From the start I had a basic idea - loops that intermingle with straight road going right through them. Very simple. They were the bits I did first, along with a basic starting piece of road to get to them. This would be akin to making the major landmark in say, a CS map. As marketing folk might call it, ‘creating the brand/identity’.

Then the bit where you try to work out where to take this landmark and start to tie off the ends. The aim here is to keep adding interesting stuff but without taking the focus from the landmark itself. This is typically the ‘dip’ of a map, where the real engineering comes into it, weighing up possibilities and consequences. A bit draining and disappointing but that’s alright.

Finally comes a lot of tweaking for the last 10 minutes.
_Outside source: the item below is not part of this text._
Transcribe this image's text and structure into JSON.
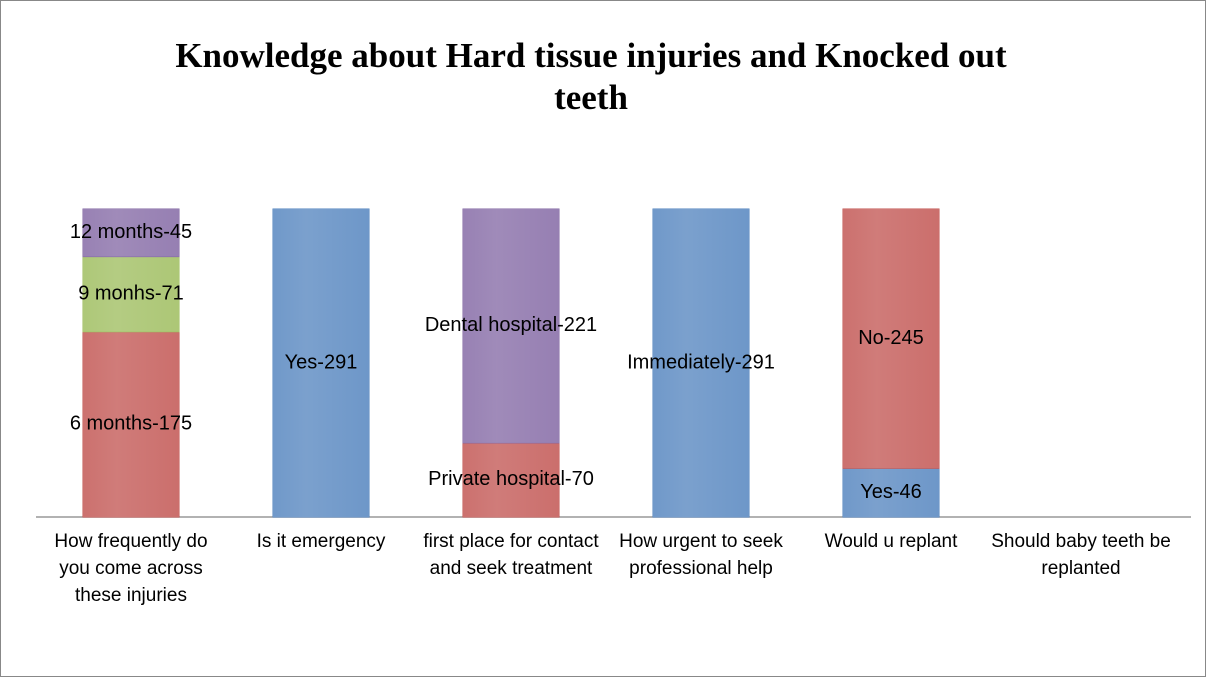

This has the most surprisingly similarity when it comes to flow. Just like the player in a DM map (for example), you need to keep the path for the car ‘clean’ and appropriate. Of course the gameplay has fundamental differences, but the concepts remain, and you need to predict the most tempting racing line for players and adjust the track for it. You can use the motion and views of the track to give the player a preview of what’s to come, and to use trackside furniture and props to give hints. All have parallels to FPS mapping.

…and finally, with the track ready, you realise that for every minute you spent putting it together, about an hour would have passed putting together a map. Both have landmarks and hopefully a unique identity. Both have surrounding material that supports the gameplay and its focus. Finally both are fun for new and experienced players (there’s always something new to try.)

That’s not to say the best FPS level designer on the planet would create the best tracks on the planet, but there enough parallels there to give them the upper hand. Game design and indeed design in general really does transfer between genres after all!